For myself, there would be public humiliation, so there are a lot of consequences. Back in school, I wish I had taken more chances. Back then, I would only do things I knew I was good at. I would do things to impress my friends or to impress girls, so I wouldn’t do anything where I might fall on my face. I think I would be better now if I had taken chances before. So I encourage young writer to do that. I encourage writers to do that and buck up their friends who will take the chance to fail.

There are several common screenwriting instructions that you disagree with, such as writing long biographies for your characters. So what is the first thing you do when shaping a character?

Let’s back up a little bit. Let’s say that you’re about to write a movie. You sit down with a yellow, legal pad and you write out a long biography about a character, starting with when they were born, what they did in high school or what they did in college. What happens then? What do you do with that information?

Here’s what I suspect will happen: It will either have been a waste of time or you will find yourself trying to squeeze all of those things in there. You’ll have your characters say things like, “See this scratch on my knee? It’s when I fell off my bike when I was five.” You’ll have all of this biographical information that has nothing to do with intention and obstacle.

I’ll say it again: people and characters have very little to do with each other. Characters are born and die within the span of the two-hour movie. Take Steve Jobs for instance. Steve Jobs was never six-years-old in this movie. He was a baby, but he was only a baby when we start talking about his adoption.

Your characters are born at the age they are when the curtain goes up; when the projector starts rolling. David Manis writes some great essays on this.

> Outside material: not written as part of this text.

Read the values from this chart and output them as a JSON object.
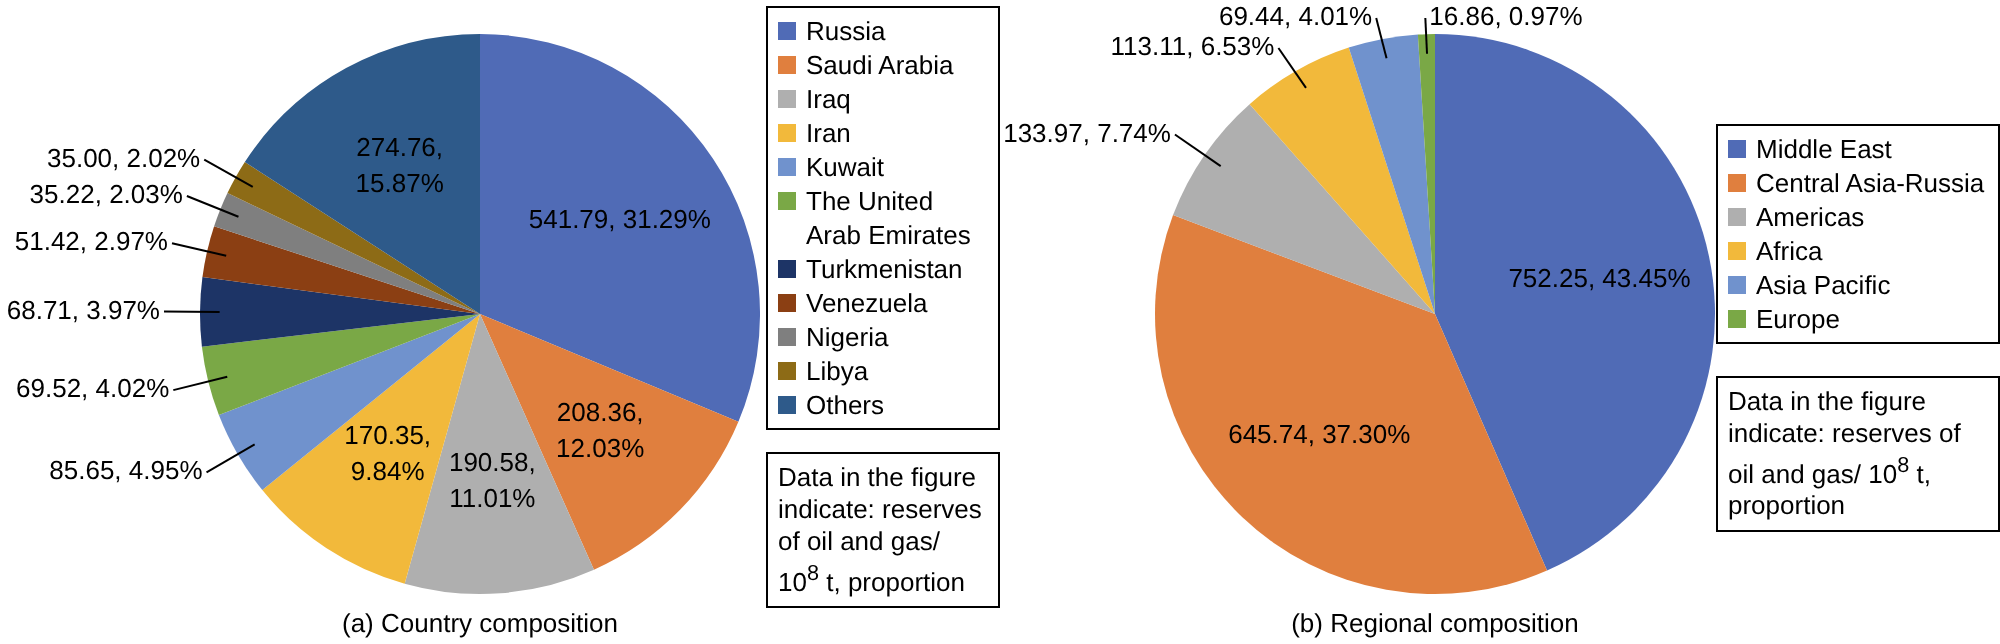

He is driven nuts when actors come up to him in rehearsal and ask, “What kind of breakfast cereal do you think my character ate when they were five years old?” He slaps them around, makes them cry, and then sends them back to the stage, reminding them that their character was never five-years-old.

Wrapping up, is there anything else you would like to comment on the class? 

I know that I had a great time doing the class, even though that doesn’t mean anything to anyone. But, just like painting, there’s a part of writing that can be taught and there’s a part of writing that can’t be taught. There is no one who can teach me how to paint, or draw. I can draw a stick figure, but that’s about it.

So the greatest art teacher in the world is not going to be able to teach me how to paint and it’s the same with writing. There is a certain talent that you have to have for any of this teaching to be useful, at all. 

I think that they’ll come away with a sense of confidence that you get, because, as a writer, you spend most of your time alone, which is opposed to a musician, where you spend a lot of time interacting with other musicians. Spending that time with other writers, that have the same problems as you, will make you want to write.